How do I Choose the Best Engineering Internship?

Jennifer Voight

When choosing an engineering internship, it’s important for a student to consider positions compatible with the desired engineering specialization and focus on positions that are within that field. Ultimate career goals factor into this decision, as well. The internship that combines skills and experiences most desired by employers with the skills and experience most desired by the student should be the best fit.

Woman holding a book
Woman holding a book

A university career center is typically the best place to start in locating an engineering internship. Counselors can help a student evaluate skills and experience and focus efforts on the best fitting opportunities. Career counselors may be aware of positions before other sources and can help a student through the application process.

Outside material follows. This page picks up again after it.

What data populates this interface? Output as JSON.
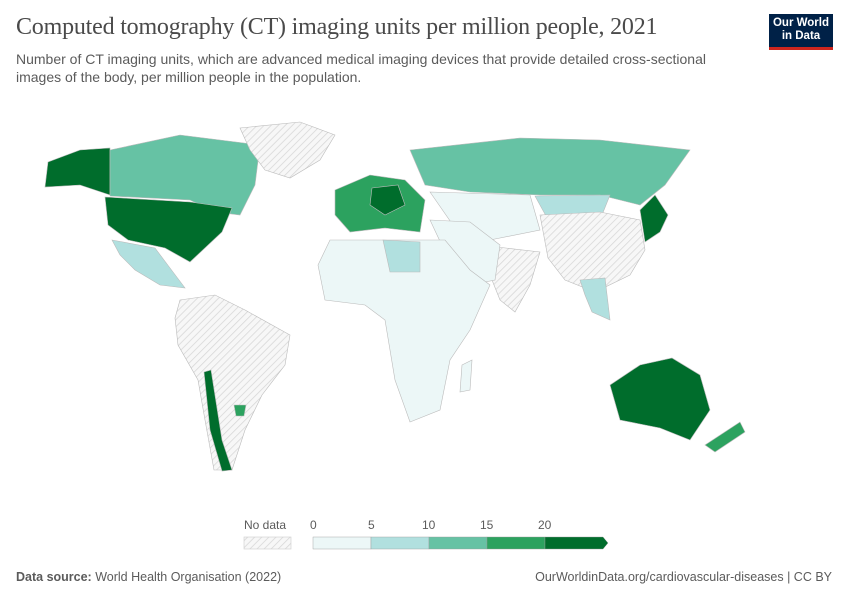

Since an engineering internship can help a student stand out from applicants with similar education backgrounds, students should consider companies with outstanding reputations in the field. Large companies with easily recognized names can command more respect than smaller companies when listed on a resume, especially if the intern would like a full-time position after graduation with that company. Yet, sometimes smaller companies may be a more attractive option if the position gives an intern more responsibility than an engineering internship at a larger company.

Personal work preferences can affect internship choice. For instance, a civil engineer may spend much time in an office doing research and doing drawings on a computer. At other times, a civil engineer may spend time on work sites. An engineering student who would rather have hands-on work experience would be better off choosing a fieldwork experience over a design experience if that reflects personal aspirations.

Geographic location should be an important factor to consider when choosing an engineering internship. Since most internship positions do not pay high wages, it may be difficult to afford living expenses, especially in areas with a high cost of living. Positions closer to home may be a better fit if an intern can live with family members to save on living expenses and rent.

Students should beware any positions that do not pay a wage. Engineering is not usually a field that requires students to intern for free. A company that offers free internships is in danger of violating the law. There are very strict government regulations in many countries that companies must follow to qualify for free internships.

Still, many companies vary greatly in wages offered to interns. Students should not make internship decisions based solely on wages. More important are the networking opportunities in the field, chance to develop job-related skills, and engineering experience that the position offers. Salary should not be an important consideration until after graduation, when obtaining a full-time, long-term position.